Au cœur de la mélancolie, il y a donc la question du temps. La mélancolie n’est précisément pas la nostalgie, laquelle n’est, à la lettre, que le désir douloureux du retour et du recommencement : la nostalgie est une expérience authentique du temps – jusque dans l’expérience de « la Vie antérieure » (Baudelaire). La mélancolie, au contraire, est l’impossibilité d’une expérience féconde du temps. Elle est l’épreuve de la disjonction temporelle, de la rupture entre le passé, le présent et l’avenir, comme le montre L. Binswanger dans Mélancolie et Manie. Notons à cet égard la contemporanéité révélatrice de la Melencolia de Dürer (1514) et de l’Utopia de Thomas More (1516) : elles sont, comme en recto et verso, deux irréalités disjonctives dans l’expérience du temps. Dans la mélancolie, le passé passe dans l’avenir, et obture le devenir. L’ouverture du temps est donc impossible, et le présent du monde disparaît dans ce passé. La mélancolie est le refus du « c’est », mais elle est aussi l’impasse du passé, gelé, pétrifié en lui-même[1].

C’est sur un tel horizon que la Renaissance a pu notamment élire la ville de Rome et de ses ruines comme ce jardin de la mélancolie au miroir duquel lire l’histoire humaine ; et c’est en ce sens aussi qu’elle a contribué à la naissance « folle » de la collection et des musées, qui sont devenus le mode privilégié de la mémoire de l’Occident, et dont l’inflation signe le triomphe visible de la « culture ».

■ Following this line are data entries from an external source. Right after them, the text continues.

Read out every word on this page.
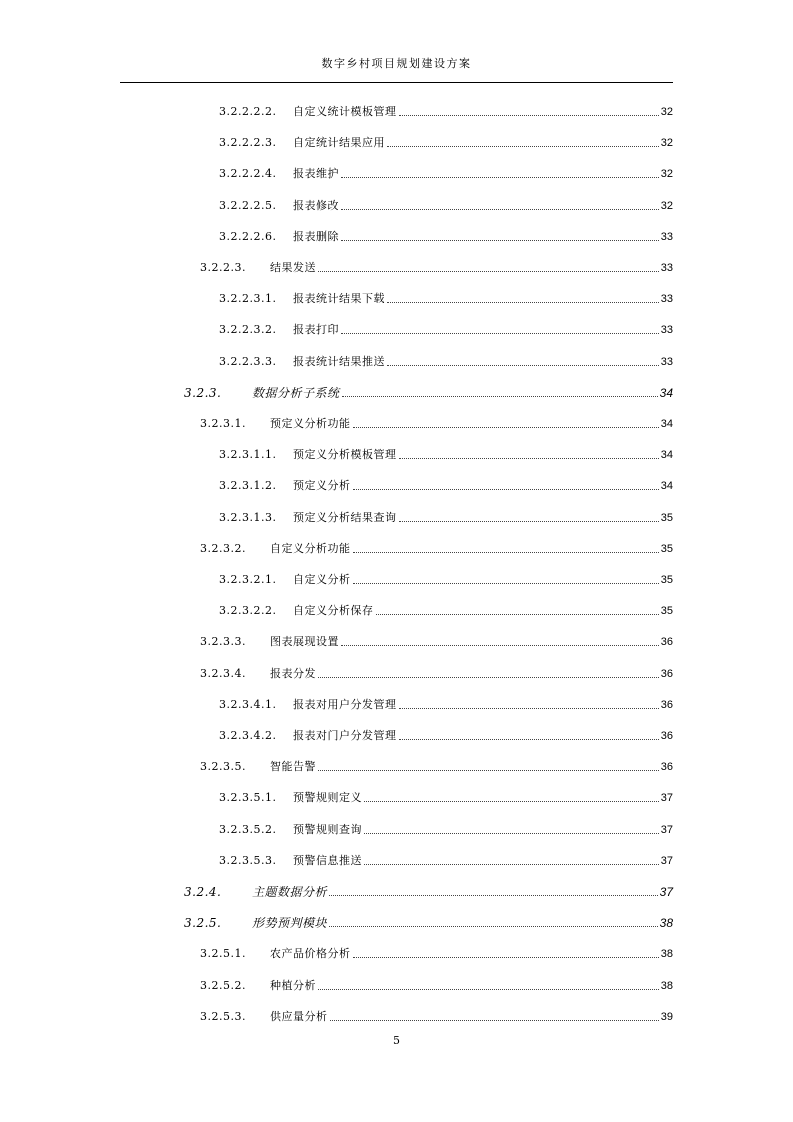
数字乡村项目规划建设方案
3.2.2.2.2.	自定义统计模板管理	32
3.2.2.2.3.	自定统计结果应用	32
3.2.2.2.4.	报表维护	32
3.2.2.2.5.	报表修改	32
3.2.2.2.6.	报表删除	33
3.2.2.3.	结果发送	33
3.2.2.3.1.	报表统计结果下载	33
3.2.2.3.2.	报表打印	33
3.2.2.3.3.	报表统计结果推送	33
3.2.3.	数据分析子系统	34
3.2.3.1.	预定义分析功能	34
3.2.3.1.1.	预定义分析模板管理	34
3.2.3.1.2.	预定义分析	34
3.2.3.1.3.	预定义分析结果查询	35
3.2.3.2.	自定义分析功能	35
3.2.3.2.1.	自定义分析	35
3.2.3.2.2.	自定义分析保存	35
3.2.3.3.	图表展现设置	36
3.2.3.4.	报表分发	36
3.2.3.4.1.	报表对用户分发管理	36
3.2.3.4.2.	报表对门户分发管理	36
3.2.3.5.	智能告警	36
3.2.3.5.1.	预警规则定义	37
3.2.3.5.2.	预警规则查询	37
3.2.3.5.3.	预警信息推送	37
3.2.4.	主题数据分析	37
3.2.5.	形势预判模块	38
3.2.5.1.	农产品价格分析	38
3.2.5.2.	种植分析	38
3.2.5.3.	供应量分析	39
5
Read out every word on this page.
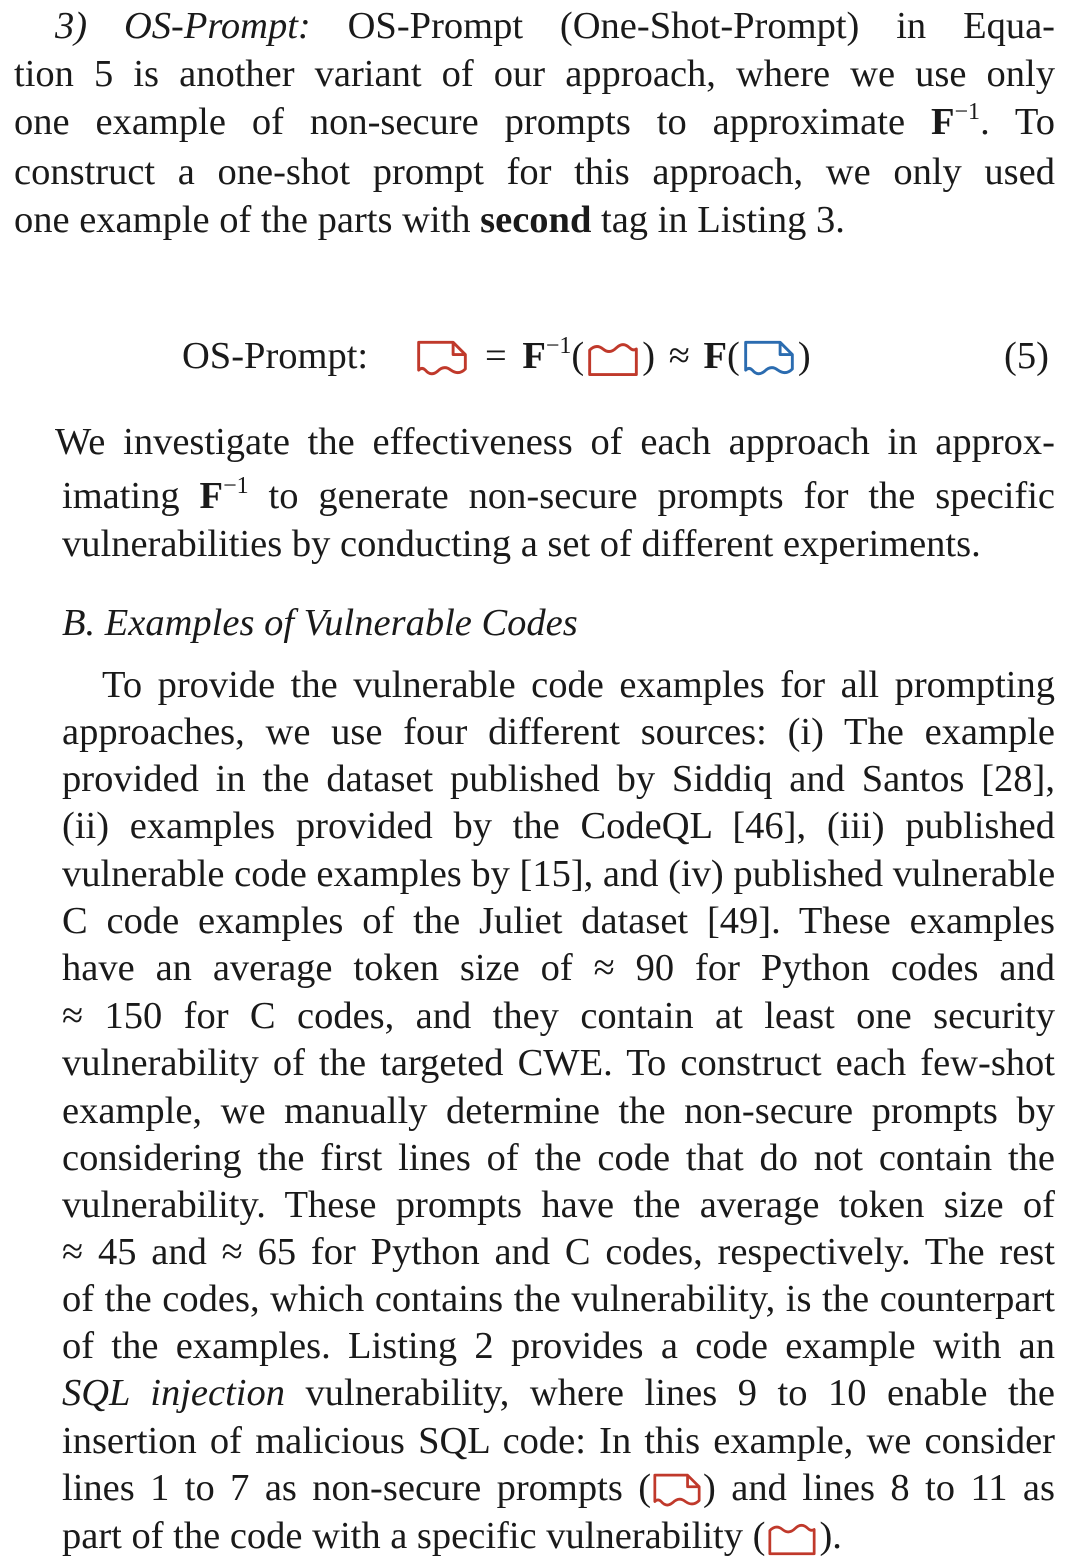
3) OS-Prompt: OS-Prompt (One-Shot-Prompt) in Equa-
tion 5 is another variant of our approach, where we use only
one example of non-secure prompts to approximate $F^{-1}$. To
construct a one-shot prompt for this approach, we only used
one example of the parts with second tag in Listing 3.
OS-Prompt:	= $F^{-1}$( ) ≈ F( )	(5)
We investigate the effectiveness of each approach in approx-
imating $F^{-1}$ to generate non-secure prompts for the specific
vulnerabilities by conducting a set of different experiments.
B. Examples of Vulnerable Codes
To provide the vulnerable code examples for all prompting
approaches, we use four different sources: (i) The example
provided in the dataset published by Siddiq and Santos [28],
(ii) examples provided by the CodeQL [46], (iii) published
vulnerable code examples by [15], and (iv) published vulnerable
C code examples of the Juliet dataset [49]. These examples
have an average token size of ≈ 90 for Python codes and
≈ 150 for C codes, and they contain at least one security
vulnerability of the targeted CWE. To construct each few-shot
example, we manually determine the non-secure prompts by
considering the first lines of the code that do not contain the
vulnerability. These prompts have the average token size of
≈ 45 and ≈ 65 for Python and C codes, respectively. The rest
of the codes, which contains the vulnerability, is the counterpart
of the examples. Listing 2 provides a code example with an
SQL injection vulnerability, where lines 9 to 10 enable the
insertion of malicious SQL code: In this example, we consider
lines 1 to 7 as non-secure prompts ( ) and lines 8 to 11 as
part of the code with a specific vulnerability ( ).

À cette mélancolie radicale puise la mélancolie pathologique de la subjectivité moderne, comprise comme névrose narcissique. Dans Deuil et Mélancolie, Freud fait du deuil le prototype de la mélancolie. Mais celle-ci doit être saisie surtout comme  un simulacre du deuil. La mélancolie prend le masque de l’endeuillement, car le mélancolique n’a pas perdu d’objet. Et alors que le deuil est aux prises avec le réel et sa nécessité (anankè), dans l’épreuve d’un monde devenu un désert, la mélancolie, elle, ignore toute épreuve de réalité. Elle n’est que « psychique » ; dans le sentiment de la perte qui l’afflige, le mélancolique vit l’intensité d’une douleur, à la mesure du sentiment de la catastrophe où le moi lui-même est devenu désert.

Le moi ne sait donc pas ce qu’il a perdu. Mais il s’identifie à l’objet perdu, dont « l’existence se poursuit psychiquement » (Freud). Cet objet perdu, c’est l’objet parental et c’est le passé comme culture : la culture comme Surmoi. Le Moi s’étant narcissiquement identifié à l’objet, le mélancolique veut résumer sous le signe de la catastrophe toute l’histoire de l’humanité, désormais comprise comme espèce, comme détemination pure. L’individu est ainsi soumis au poids de tous les codes, des signes, des gènes… Il ignore tout rapport libre avec le passé dans la possibilité de sa métamorphose. Car le passé mélancolique ne peut pas se modifier, mais veut être ressuscité comme tel (sous le signe du pater du Patrimoine, notre obsession culturelle contemporaine).

L’existence psychique du mélancolique est peuplée de ruines et de cadavres, qui réclament vengeance et châtiment, sous le signe du remords. Mais personne ne peut porter le destin de l’espèce, sinon au prix d’un masochisme moral : la rédemption de l’humanité passe par le sacrifice du Moi à l’Idéal du Moi et par l’exposition de la douleur. Ainsi, dans l’oubli de la nécessité et du rapport au monde, le Moi, exacerbé et coupable, ne peut supporter, narcissiquement, qu’une Idée du réel. L’Idée seule apporte consolation et réponse, livrant le sujet à son exacerbation, à son emphase infinie. La mélancolie est « morale », dans un délire conjugué de petitesse et de grandeur mégalomaniaque [2].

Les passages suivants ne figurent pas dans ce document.